The sun was still below the horizon when I left the village, the sky a cloudless blue graduated towards red, and it was only just above the hills when I reached Cadair Idris. The car park at the top of the pass was already full of folk keen to take advantage of the fine day, which promised to be the last for some time. Balking at the prospect of so much company, I carried on a few miles to Cross Foxes, to test a route I’d passed several times but never explored.

At this height, the breeze was stronger than I’d expected, moving the branches that overhung the lane to Tabor and sending the first dry leaves of autumn swirling into shallow drifts. The narrow road, bounded by banks and dry stone walls, rose gently along the shoulder of the hill – opening up the view of a rank of barren, unforgiving ridges. A thin mist still lay across the slopes, insubstantial but most visible where the rising sun created a sharp line of shadow across it.

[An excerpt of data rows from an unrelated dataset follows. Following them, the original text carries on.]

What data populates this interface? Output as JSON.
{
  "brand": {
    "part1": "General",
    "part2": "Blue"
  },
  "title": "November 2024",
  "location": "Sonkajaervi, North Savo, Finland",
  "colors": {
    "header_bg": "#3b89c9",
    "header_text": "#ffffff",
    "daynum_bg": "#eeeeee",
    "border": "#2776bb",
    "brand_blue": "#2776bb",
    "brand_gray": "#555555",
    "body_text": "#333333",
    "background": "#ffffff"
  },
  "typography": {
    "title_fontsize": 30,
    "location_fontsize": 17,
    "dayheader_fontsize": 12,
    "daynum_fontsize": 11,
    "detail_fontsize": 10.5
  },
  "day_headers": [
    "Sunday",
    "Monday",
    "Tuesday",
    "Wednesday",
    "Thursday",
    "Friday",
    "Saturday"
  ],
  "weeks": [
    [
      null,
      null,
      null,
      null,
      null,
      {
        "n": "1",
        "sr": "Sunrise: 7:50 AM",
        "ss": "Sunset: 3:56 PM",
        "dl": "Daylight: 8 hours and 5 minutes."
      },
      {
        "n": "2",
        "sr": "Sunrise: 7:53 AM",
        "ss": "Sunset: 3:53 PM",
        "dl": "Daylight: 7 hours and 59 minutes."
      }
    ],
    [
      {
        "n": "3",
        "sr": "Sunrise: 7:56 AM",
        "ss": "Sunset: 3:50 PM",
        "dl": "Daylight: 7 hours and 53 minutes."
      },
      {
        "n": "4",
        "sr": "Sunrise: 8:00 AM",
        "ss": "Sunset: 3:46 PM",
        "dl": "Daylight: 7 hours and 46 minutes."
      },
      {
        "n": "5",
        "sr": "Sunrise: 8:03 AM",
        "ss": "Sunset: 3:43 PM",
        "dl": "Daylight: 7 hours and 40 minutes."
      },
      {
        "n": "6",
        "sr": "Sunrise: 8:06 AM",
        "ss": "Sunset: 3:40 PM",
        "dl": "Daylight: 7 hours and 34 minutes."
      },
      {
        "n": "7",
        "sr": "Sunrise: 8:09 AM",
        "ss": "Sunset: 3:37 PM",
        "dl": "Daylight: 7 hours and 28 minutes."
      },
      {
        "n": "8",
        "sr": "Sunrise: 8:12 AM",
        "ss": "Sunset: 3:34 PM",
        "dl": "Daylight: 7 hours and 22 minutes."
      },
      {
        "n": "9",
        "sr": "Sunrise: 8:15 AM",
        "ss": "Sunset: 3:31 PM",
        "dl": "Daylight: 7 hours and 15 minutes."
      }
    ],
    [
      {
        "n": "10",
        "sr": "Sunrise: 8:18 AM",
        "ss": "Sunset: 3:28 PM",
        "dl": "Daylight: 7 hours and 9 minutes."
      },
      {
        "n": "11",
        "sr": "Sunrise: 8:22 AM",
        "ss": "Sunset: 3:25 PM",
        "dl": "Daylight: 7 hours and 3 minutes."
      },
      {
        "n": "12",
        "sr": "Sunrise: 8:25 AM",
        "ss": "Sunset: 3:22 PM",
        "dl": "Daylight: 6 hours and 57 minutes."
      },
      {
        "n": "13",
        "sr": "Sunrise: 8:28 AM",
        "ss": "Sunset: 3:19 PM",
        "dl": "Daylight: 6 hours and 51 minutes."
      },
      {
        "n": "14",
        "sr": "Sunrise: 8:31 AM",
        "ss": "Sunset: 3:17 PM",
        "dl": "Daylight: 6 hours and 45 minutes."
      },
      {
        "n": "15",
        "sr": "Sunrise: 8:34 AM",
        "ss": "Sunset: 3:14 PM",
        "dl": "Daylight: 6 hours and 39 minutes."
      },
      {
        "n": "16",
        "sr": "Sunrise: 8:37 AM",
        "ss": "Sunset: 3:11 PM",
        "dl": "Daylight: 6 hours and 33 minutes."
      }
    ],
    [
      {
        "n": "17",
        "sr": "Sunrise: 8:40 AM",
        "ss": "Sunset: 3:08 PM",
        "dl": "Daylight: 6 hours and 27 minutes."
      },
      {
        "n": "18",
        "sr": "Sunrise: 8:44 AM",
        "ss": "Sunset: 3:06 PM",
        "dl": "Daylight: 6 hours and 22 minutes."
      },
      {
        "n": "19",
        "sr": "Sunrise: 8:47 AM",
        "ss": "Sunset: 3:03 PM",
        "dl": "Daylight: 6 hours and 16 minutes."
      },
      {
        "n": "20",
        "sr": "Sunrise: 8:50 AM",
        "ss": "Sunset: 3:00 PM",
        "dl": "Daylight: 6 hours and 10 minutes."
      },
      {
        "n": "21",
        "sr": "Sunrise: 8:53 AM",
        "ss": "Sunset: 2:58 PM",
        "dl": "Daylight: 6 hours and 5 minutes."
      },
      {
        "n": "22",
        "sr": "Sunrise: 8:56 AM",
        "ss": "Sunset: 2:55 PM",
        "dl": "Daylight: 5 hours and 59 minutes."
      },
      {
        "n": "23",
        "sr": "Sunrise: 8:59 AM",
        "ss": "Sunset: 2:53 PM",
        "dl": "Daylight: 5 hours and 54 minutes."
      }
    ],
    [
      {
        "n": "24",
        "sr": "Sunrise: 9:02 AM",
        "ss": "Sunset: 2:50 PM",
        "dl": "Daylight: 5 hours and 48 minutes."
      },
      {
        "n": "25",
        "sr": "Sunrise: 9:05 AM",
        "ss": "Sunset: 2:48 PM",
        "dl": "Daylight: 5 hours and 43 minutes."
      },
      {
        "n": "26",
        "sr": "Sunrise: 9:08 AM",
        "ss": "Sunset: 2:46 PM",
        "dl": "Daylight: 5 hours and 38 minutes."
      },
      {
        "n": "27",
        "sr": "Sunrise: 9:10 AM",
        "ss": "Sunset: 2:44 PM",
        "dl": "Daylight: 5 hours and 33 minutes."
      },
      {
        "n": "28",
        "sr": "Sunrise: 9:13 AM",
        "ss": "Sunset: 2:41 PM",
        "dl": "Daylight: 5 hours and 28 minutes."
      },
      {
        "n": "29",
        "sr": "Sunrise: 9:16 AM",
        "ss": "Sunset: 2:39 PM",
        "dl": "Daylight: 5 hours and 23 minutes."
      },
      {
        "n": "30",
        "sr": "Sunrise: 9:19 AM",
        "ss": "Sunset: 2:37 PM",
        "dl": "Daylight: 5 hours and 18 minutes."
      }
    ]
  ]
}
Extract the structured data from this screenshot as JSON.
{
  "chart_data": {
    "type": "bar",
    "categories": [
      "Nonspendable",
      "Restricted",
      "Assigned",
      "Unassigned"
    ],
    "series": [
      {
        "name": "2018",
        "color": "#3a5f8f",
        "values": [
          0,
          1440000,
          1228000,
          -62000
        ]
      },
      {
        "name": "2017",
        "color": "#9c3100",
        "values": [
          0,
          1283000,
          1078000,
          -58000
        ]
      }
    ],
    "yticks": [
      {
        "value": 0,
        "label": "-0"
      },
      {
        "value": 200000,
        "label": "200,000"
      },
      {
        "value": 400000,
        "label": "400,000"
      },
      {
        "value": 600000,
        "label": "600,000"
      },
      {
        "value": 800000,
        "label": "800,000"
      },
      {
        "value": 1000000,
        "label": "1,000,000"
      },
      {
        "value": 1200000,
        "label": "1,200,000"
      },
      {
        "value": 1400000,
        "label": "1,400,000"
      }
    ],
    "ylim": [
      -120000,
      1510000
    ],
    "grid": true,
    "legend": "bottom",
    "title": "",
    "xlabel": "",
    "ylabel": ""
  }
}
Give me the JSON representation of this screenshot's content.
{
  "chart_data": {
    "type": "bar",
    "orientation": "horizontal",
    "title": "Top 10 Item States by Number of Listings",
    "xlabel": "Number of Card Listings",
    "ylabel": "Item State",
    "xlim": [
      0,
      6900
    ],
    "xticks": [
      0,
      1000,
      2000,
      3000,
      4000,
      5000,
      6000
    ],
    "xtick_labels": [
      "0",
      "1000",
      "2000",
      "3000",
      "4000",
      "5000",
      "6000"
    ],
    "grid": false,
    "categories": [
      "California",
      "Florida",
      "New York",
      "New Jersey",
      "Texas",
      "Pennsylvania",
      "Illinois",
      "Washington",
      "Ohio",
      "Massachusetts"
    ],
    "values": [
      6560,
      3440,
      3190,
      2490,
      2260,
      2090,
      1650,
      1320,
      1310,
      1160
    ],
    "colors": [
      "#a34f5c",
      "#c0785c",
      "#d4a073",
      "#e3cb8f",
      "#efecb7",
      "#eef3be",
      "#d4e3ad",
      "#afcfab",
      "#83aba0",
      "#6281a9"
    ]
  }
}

Areas of pale rush and rough grass stood out against the dark green of the cropped meadows, while on the higher land the senescing bracken fronds added a deep, rusty orange to the soft range of colours.
A sudden gust of wind sent a shower of crab apples, conker-sized and hard, rattling on to the lane, to bounce and roll a surprising distance before fetching up against a bank. Some of the older, slightly softer fruit showed signs of bird attack, and I wondered whether the pair of jays I saw swooping across the edge of the woods nearby might have been responsible.

The woodland, with the noise of the wind limited to the canopy overhead, was still and dank. Boulders and pieces of stone wall were covered with a continuous layer of moss, rather than the mosaic of lichen on the more exposed walls. Past the old Quaker meeting house, the road begins to drop away. In the distance a corner of the Mawddach estuary, deep blue in the morning sunshine, illustrated just how far I still had to walk. I headed on down the long hill towards Dolgellau, and breakfast.